23_ITEM_02: Ein Landwirt in Deutschland ernährt so viele Menschen im Jahre... (bpb)
Einige Jahre später erfuhr diese Aussage eine ungeahnte Bestätigung, denn die Entwicklung der ostdeutschen Landwirtschaft nach der Wiedervereinigung ist eine ökonomische Erfolgsgeschichte jener Agrarbetriebe, die ihre zu Zeiten der DDR ausgebildeten großbetrieblichen Produktionsformen nach 1990 beibehielten. Die erfolgreiche Verstetigung agrarwirtschaftlicher Strukturen schließt jedoch negative Folgen für die ländlichen Regionen mit ein.
Die Vorgeschichte
Im Jahr 1946 wurden alle Großgrundbesitzer, die über 100 Hektar (ha) Ackerfläche besaßen, in der damaligen sowjetisch besetzten Zone enteignet. Das Land wurde überwiegend an so genannte "Neubauern" (hauptsächlich ehemalige Landarbeiter und Flüchtlinge) verteilt. In den 1950er Jahren begann in der DDR eine forciert vorangetriebene Kollektivierung der Landwirtschaft nach sowjetischem Vorbild. Unter starkem politischem Druck gaben bis 1960 die letzten bäuerlichen Familienbetriebe die eigenständige Produktion auf. Seitdem dominierten Landwirtschaftliche Produktionsgenossenschaften (LPG), in denen die Ackerflächen gemeinschaftlich bewirtschaftet wurden. Doch anders als bei volkseigenen Industriebetrieben blieben die Produktionsmittel im Besitz der Personen, die sie in die LPG eingebracht hatten.

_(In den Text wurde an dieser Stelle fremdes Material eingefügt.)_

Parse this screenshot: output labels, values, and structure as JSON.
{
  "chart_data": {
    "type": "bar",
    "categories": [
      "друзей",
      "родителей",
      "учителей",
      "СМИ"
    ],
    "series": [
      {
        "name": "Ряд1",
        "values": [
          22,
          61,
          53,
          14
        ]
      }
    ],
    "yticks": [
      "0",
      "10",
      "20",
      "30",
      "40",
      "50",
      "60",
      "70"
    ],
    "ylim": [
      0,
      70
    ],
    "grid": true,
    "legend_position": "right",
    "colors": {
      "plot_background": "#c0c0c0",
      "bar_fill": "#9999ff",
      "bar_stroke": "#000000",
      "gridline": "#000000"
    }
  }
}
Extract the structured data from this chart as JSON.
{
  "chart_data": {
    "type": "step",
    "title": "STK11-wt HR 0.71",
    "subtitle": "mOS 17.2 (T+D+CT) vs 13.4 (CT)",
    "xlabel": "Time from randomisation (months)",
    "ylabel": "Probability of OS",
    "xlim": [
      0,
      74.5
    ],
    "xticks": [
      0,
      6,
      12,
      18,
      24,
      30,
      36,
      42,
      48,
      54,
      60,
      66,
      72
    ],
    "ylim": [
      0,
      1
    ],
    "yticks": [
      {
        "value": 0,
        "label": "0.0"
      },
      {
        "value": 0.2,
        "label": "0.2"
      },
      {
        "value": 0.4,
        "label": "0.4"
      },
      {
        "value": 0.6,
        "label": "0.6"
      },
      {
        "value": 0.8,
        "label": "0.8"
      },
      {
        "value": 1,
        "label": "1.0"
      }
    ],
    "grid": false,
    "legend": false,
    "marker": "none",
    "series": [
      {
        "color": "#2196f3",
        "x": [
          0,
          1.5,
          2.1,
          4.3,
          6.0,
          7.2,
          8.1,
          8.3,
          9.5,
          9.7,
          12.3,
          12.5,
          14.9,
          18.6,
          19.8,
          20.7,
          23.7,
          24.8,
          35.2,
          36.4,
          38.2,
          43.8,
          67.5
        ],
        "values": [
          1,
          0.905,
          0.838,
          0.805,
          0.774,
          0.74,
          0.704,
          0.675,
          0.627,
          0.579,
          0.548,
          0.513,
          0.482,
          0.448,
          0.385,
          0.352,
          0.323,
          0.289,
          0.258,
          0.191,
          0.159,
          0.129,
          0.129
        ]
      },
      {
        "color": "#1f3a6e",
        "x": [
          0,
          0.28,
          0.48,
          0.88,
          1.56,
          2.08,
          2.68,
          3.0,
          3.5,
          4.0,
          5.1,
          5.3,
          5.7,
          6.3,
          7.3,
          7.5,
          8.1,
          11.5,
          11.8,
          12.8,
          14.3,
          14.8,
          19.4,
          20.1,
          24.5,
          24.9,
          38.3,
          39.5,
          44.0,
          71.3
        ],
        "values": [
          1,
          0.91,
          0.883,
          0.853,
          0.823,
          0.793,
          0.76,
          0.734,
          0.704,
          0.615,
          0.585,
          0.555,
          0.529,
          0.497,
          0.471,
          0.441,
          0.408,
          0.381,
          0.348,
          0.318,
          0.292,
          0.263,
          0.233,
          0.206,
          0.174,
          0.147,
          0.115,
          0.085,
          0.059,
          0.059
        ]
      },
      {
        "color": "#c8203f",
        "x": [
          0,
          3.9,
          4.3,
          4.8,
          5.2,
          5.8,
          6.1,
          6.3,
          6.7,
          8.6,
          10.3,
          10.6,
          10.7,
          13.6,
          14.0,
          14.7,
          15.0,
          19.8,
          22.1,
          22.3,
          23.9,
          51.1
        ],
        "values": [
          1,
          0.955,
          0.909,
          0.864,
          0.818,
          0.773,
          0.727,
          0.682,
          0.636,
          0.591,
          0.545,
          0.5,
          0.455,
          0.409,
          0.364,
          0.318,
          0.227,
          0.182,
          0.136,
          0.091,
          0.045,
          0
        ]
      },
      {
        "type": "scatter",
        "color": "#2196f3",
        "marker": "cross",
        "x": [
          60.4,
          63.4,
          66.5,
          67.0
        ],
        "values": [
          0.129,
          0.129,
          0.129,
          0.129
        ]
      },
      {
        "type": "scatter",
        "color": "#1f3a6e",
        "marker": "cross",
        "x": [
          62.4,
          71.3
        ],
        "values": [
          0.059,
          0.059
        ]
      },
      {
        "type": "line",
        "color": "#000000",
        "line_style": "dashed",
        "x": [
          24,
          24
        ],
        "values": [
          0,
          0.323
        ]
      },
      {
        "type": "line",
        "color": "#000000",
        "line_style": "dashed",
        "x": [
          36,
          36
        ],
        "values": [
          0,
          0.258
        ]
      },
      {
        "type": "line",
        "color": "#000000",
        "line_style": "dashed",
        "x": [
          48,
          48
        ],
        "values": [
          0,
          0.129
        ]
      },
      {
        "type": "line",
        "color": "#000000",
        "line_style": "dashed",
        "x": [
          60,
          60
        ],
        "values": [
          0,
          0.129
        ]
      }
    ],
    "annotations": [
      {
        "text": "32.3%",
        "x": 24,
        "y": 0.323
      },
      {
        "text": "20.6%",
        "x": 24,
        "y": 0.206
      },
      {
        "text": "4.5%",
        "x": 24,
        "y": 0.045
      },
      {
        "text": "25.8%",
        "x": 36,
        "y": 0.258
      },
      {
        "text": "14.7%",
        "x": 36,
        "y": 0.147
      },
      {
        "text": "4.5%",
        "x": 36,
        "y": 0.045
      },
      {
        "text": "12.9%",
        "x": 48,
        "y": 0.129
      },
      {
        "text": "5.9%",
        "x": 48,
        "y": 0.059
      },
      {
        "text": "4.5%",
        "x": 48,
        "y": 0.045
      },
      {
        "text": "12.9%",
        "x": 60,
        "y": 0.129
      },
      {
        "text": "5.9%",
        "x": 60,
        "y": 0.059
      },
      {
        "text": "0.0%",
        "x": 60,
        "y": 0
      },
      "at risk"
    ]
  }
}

In der Agrarwirtschaft handelt es sich um das Produktionsmittel "Grund und Boden“. Bis 1989 litt die Landwirtschaft in der DDR unter den üblichen Problemen sämtlicher anderer Sektoren der realsozialistischen Planwirtschaft: mangelnde Investitionen, geringe Produktivität, große Umweltbelastungen bei der Produktion. Seither hat sich jedoch die ostdeutsche Landwirtschaft zu einem Erfolgsmodell entwickelt: Sie ist geprägt durch große Betriebe mit hoher Produktivität und guter Gewinnsituation. Der Agrarbereich ist heute die einzige Branche, in der in Ostdeutschland mit besseren Ergebnissen gewirtschaftet wird als in den alten Bundesländern. Dieser Erfolg stand Anfang der 1990er Jahre noch nicht fest.
Von der LPG zur Agrargenossenschaft
Die wirtschaftliche Bedeutung der Landwirtschaft war in der DDR relativ groß. Im Jahr 1989 arbeiteten ca. 10,8 Prozent der Berufstätigen in diesem Bereich (Statistisches Jahrbuch der DDR 1990, S. 125). Die Vergleichszahl für die alten Bundesländer lag 1988 bei ca. 4,2 Prozent (Statistisches Jahrbuch 1990, S. 90). Es gab 1989 insgesamt 3.844 LPG und 464 volkseigene Güter, die im Durchschnitt sehr große Flächen bewirtschafteten. Ebenso wie die Betriebe der Industrie traf die Wiedervereinigung die DDR-Landwirtschaft völlig unvorbereitet. Doch anders als in allen anderen Branchen konnten sich die meisten LPG relativ schnell an die neuen Bedingungen anpassen und hatten innerhalb kurzer Zeit die westdeutsche Konkurrenz überholt. Die Gründe hierfür waren:
Es gab eine Übereinstimmung des Produktionskonzepts der DDR-Landwirtschaft und der Agrarordnung der Europäischen Union. Unter diesen Bedingungen konnten die ostdeutschen Agrarbetriebe ihre Vorteile bei der Massenproduktion im industriellen Maßstab ausspielen.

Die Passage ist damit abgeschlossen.